Tra un anno esatto gli Stati Uniti verranno richiamati alle urne. Il 5 novembre del 2024 l'America dovrà scegliere il prossimo presidente, in un passaggio molto delicato della sua storia. Ad oggi è ancora molto presto per fare previsioni su chi potrà vincere, i sondaggi sono acerbi, la stagione delle primarie non è ancora iniziata e le sorprese, insegna la pandemia del 2020, sono dietro l'angolo. Eppure in tempi politici manca pochissimo. Capire che Paese andrà al voto, quali potranno essere i candidati e cosa ci sarà sul piatto è interessante per imparare a decifrare quello che succederà nei prossimi mesi.

Che primarie saranno

Il grande show della politica americana prenderà il via a gennaio, con l'inizio della stagione delle primarie. La macchina politica si è messa in moto molto presto e la corsa verso il voto del 2024 è iniziata già quest'anno. Democratici e soprattutto Repubblicani sono già in campagna elettorale. Per il partito dell'asinello il candidato più probabile resta l'attuale presidente Joe Biden. Nessun nome di peso ha pensato di sfidare il presidente. Per un breve periodo Robert Kennedy Jr, nipote di Bobby, ha provato a correre contro l'ex senatore del Delaware e per qualche mese ha tenuto comizi per animare la corsa in casa dem. I sondaggi lo davano tra il 15-17%. Poi a inizio ottobre Kennedy ha annunciato il ritiro dalle primarie dem, ma non dalla corsa alla presidenza. Il candidato, un avvocato con posizioni no vax e complottiste, ha scelto di correre come indipendente, una mossa che potrebbe alterare gli equilibri elettorali, dato che le sue posizioni controverse attirano sia democratici che repubblicani.

Dean Phillips
Il deputato dem Dean Phillips

Tra Biden e la nomination quasi sicura si è infilato un nuovo contendente, il deputato del Minnesota Dean Phillips. Lanciando la sua sfida al presidente il deputato di Minneapolis ha detto che Biden "ha fatto un lavoro spettacolare", ma che il partito "deve guardare al futuro" per battere l'ex presdiente Donald Trump. Per il deputato i problemi di Biden sono diversi. Prima di tutto l'età: tra un anno Biden avrà 81 anni; poi il tasso di approvazione basso, fermo a una media del 40%; infine il fatto che in molti sondaggi sia testa a testa, se non leggermente indietro con Trump. In realtà la sfida di Phillips è velleitaria. Non è noto a livello nazionale, e soprattutto è partito troppo in ritardo per sperare di dare un sussulto ai sondaggi. Come ha scritto 538 il piccolo staff del deputato fa sapere che l'obbiettivo sarebbe quello di rendere le primarie un po' dure per Biden in modo da prepararlo al rigore della campagna contro Trump. Sì, perché alla fine sembra che la sfida sarà la stessa del 2020.

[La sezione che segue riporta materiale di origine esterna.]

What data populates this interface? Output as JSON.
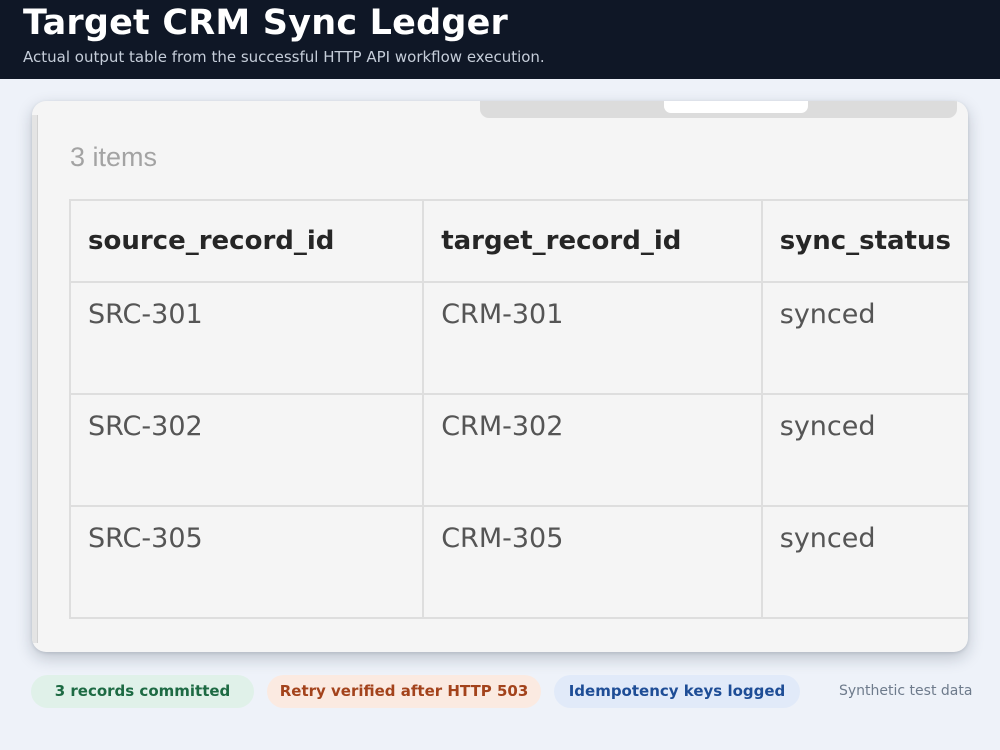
{
  "header": {
    "title": "Target CRM Sync Ledger",
    "subtitle": "Actual output table from the successful HTTP API workflow execution."
  },
  "results": {
    "items_count": "3 items",
    "columns": [
      "source_record_id",
      "target_record_id",
      "sync_status"
    ],
    "rows": [
      [
        "SRC-301",
        "CRM-301",
        "synced"
      ],
      [
        "SRC-302",
        "CRM-302",
        "synced"
      ],
      [
        "SRC-305",
        "CRM-305",
        "synced"
      ]
    ]
  },
  "footer": {
    "badges": [
      {
        "label": "3 records committed",
        "color": "#1d6a43",
        "background": "#e0f1e9"
      },
      {
        "label": "Retry verified after HTTP 503",
        "color": "#a3431c",
        "background": "#fbeae1"
      },
      {
        "label": "Idempotency keys logged",
        "color": "#1e4d96",
        "background": "#e1eaf9"
      }
    ],
    "note": "Synthetic test data"
  },
  "colors": {
    "header_bg": "#0f1726",
    "page_bg": "#eef2f9",
    "card_bg": "#f5f5f5"
  }
}
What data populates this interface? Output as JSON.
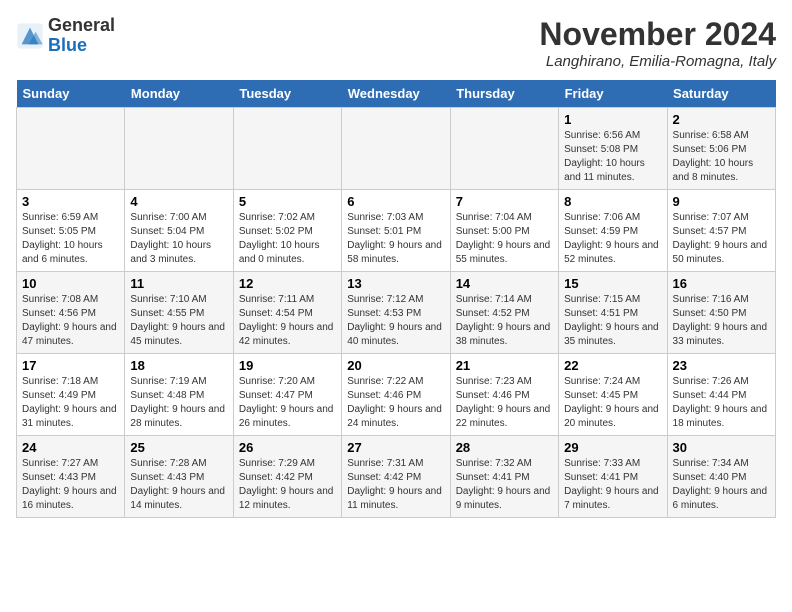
{
  "logo": {
    "general": "General",
    "blue": "Blue"
  },
  "header": {
    "month": "November 2024",
    "location": "Langhirano, Emilia-Romagna, Italy"
  },
  "days_of_week": [
    "Sunday",
    "Monday",
    "Tuesday",
    "Wednesday",
    "Thursday",
    "Friday",
    "Saturday"
  ],
  "weeks": [
    [
      {
        "day": "",
        "info": ""
      },
      {
        "day": "",
        "info": ""
      },
      {
        "day": "",
        "info": ""
      },
      {
        "day": "",
        "info": ""
      },
      {
        "day": "",
        "info": ""
      },
      {
        "day": "1",
        "info": "Sunrise: 6:56 AM\nSunset: 5:08 PM\nDaylight: 10 hours and 11 minutes."
      },
      {
        "day": "2",
        "info": "Sunrise: 6:58 AM\nSunset: 5:06 PM\nDaylight: 10 hours and 8 minutes."
      }
    ],
    [
      {
        "day": "3",
        "info": "Sunrise: 6:59 AM\nSunset: 5:05 PM\nDaylight: 10 hours and 6 minutes."
      },
      {
        "day": "4",
        "info": "Sunrise: 7:00 AM\nSunset: 5:04 PM\nDaylight: 10 hours and 3 minutes."
      },
      {
        "day": "5",
        "info": "Sunrise: 7:02 AM\nSunset: 5:02 PM\nDaylight: 10 hours and 0 minutes."
      },
      {
        "day": "6",
        "info": "Sunrise: 7:03 AM\nSunset: 5:01 PM\nDaylight: 9 hours and 58 minutes."
      },
      {
        "day": "7",
        "info": "Sunrise: 7:04 AM\nSunset: 5:00 PM\nDaylight: 9 hours and 55 minutes."
      },
      {
        "day": "8",
        "info": "Sunrise: 7:06 AM\nSunset: 4:59 PM\nDaylight: 9 hours and 52 minutes."
      },
      {
        "day": "9",
        "info": "Sunrise: 7:07 AM\nSunset: 4:57 PM\nDaylight: 9 hours and 50 minutes."
      }
    ],
    [
      {
        "day": "10",
        "info": "Sunrise: 7:08 AM\nSunset: 4:56 PM\nDaylight: 9 hours and 47 minutes."
      },
      {
        "day": "11",
        "info": "Sunrise: 7:10 AM\nSunset: 4:55 PM\nDaylight: 9 hours and 45 minutes."
      },
      {
        "day": "12",
        "info": "Sunrise: 7:11 AM\nSunset: 4:54 PM\nDaylight: 9 hours and 42 minutes."
      },
      {
        "day": "13",
        "info": "Sunrise: 7:12 AM\nSunset: 4:53 PM\nDaylight: 9 hours and 40 minutes."
      },
      {
        "day": "14",
        "info": "Sunrise: 7:14 AM\nSunset: 4:52 PM\nDaylight: 9 hours and 38 minutes."
      },
      {
        "day": "15",
        "info": "Sunrise: 7:15 AM\nSunset: 4:51 PM\nDaylight: 9 hours and 35 minutes."
      },
      {
        "day": "16",
        "info": "Sunrise: 7:16 AM\nSunset: 4:50 PM\nDaylight: 9 hours and 33 minutes."
      }
    ],
    [
      {
        "day": "17",
        "info": "Sunrise: 7:18 AM\nSunset: 4:49 PM\nDaylight: 9 hours and 31 minutes."
      },
      {
        "day": "18",
        "info": "Sunrise: 7:19 AM\nSunset: 4:48 PM\nDaylight: 9 hours and 28 minutes."
      },
      {
        "day": "19",
        "info": "Sunrise: 7:20 AM\nSunset: 4:47 PM\nDaylight: 9 hours and 26 minutes."
      },
      {
        "day": "20",
        "info": "Sunrise: 7:22 AM\nSunset: 4:46 PM\nDaylight: 9 hours and 24 minutes."
      },
      {
        "day": "21",
        "info": "Sunrise: 7:23 AM\nSunset: 4:46 PM\nDaylight: 9 hours and 22 minutes."
      },
      {
        "day": "22",
        "info": "Sunrise: 7:24 AM\nSunset: 4:45 PM\nDaylight: 9 hours and 20 minutes."
      },
      {
        "day": "23",
        "info": "Sunrise: 7:26 AM\nSunset: 4:44 PM\nDaylight: 9 hours and 18 minutes."
      }
    ],
    [
      {
        "day": "24",
        "info": "Sunrise: 7:27 AM\nSunset: 4:43 PM\nDaylight: 9 hours and 16 minutes."
      },
      {
        "day": "25",
        "info": "Sunrise: 7:28 AM\nSunset: 4:43 PM\nDaylight: 9 hours and 14 minutes."
      },
      {
        "day": "26",
        "info": "Sunrise: 7:29 AM\nSunset: 4:42 PM\nDaylight: 9 hours and 12 minutes."
      },
      {
        "day": "27",
        "info": "Sunrise: 7:31 AM\nSunset: 4:42 PM\nDaylight: 9 hours and 11 minutes."
      },
      {
        "day": "28",
        "info": "Sunrise: 7:32 AM\nSunset: 4:41 PM\nDaylight: 9 hours and 9 minutes."
      },
      {
        "day": "29",
        "info": "Sunrise: 7:33 AM\nSunset: 4:41 PM\nDaylight: 9 hours and 7 minutes."
      },
      {
        "day": "30",
        "info": "Sunrise: 7:34 AM\nSunset: 4:40 PM\nDaylight: 9 hours and 6 minutes."
      }
    ]
  ]
}
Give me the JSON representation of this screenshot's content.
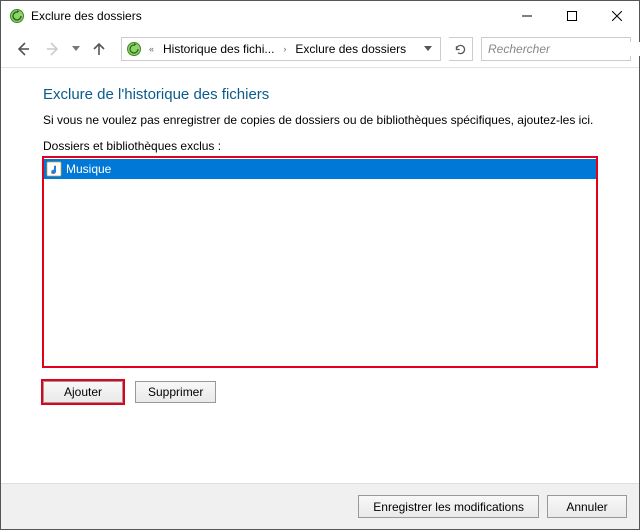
{
  "window": {
    "title": "Exclure des dossiers"
  },
  "breadcrumb": {
    "item1": "Historique des fichi...",
    "item2": "Exclure des dossiers"
  },
  "search": {
    "placeholder": "Rechercher"
  },
  "main": {
    "heading": "Exclure de l'historique des fichiers",
    "description": "Si vous ne voulez pas enregistrer de copies de dossiers ou de bibliothèques spécifiques, ajoutez-les ici.",
    "list_label": "Dossiers et bibliothèques exclus :",
    "items": [
      {
        "label": "Musique"
      }
    ],
    "add_button": "Ajouter",
    "remove_button": "Supprimer"
  },
  "footer": {
    "save": "Enregistrer les modifications",
    "cancel": "Annuler"
  }
}
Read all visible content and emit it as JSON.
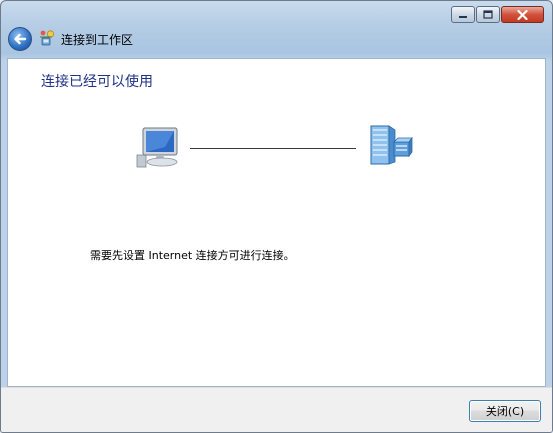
{
  "window": {
    "title": "连接到工作区",
    "caption_buttons": {
      "minimize": "minimize-icon",
      "maximize": "maximize-icon",
      "close": "close-icon"
    }
  },
  "nav": {
    "back_icon": "back-arrow-icon"
  },
  "main": {
    "heading": "连接已经可以使用",
    "status_message": "需要先设置 Internet 连接方可进行连接。",
    "icons": {
      "left": "computer-icon",
      "right": "server-icon"
    }
  },
  "footer": {
    "close_label": "关闭(C)"
  },
  "colors": {
    "heading": "#1e3287",
    "accent": "#3c7fb1",
    "close_caption": "#c8432b"
  }
}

All'inizio dell'anno c'è stato un momento in cui sembrava che nel campo repubblicano ci fosse battaglia. Secondo la media dei sondaggi l'ex presidente era avanti, ma tallonato dal governatore della Florida Ron DeSantis, con una forbice intorno agli 8 punti. Poi da aprile il divario ha iniziato ad allargarsi e oggi il tycoon è praticamente senza rivali. Trump guida infatti le rilevazioni nel Gop con il 58.3% delle preferenze contro il 14% di DeSantis e il 7,7% di Nikky Haley. Quarto il sorprendete Vivek Ramaswamy, ultra trumpiano radicale fermo al 4,9%. Alla corsa partecipano anche altri candidati, come il governatore del North Dakota Doug Burgum e il senatore Tim Scott, ma anche l'ex governatore del New Jersey Chris Christie e l'ex governatore del Arkansas Asa Hutchinson. Fuori dai giochi l'ex vice di Trump, Mike Pence, che ha abbandonato la corsa il 29 ottobre, con un messaggio chiaro quanto laconico: "Non è il mio momento".

candidati gop
I candidati alle primarie del gop (Da sx a dx: Trump, DeSantis, Haley, Ramaswamy)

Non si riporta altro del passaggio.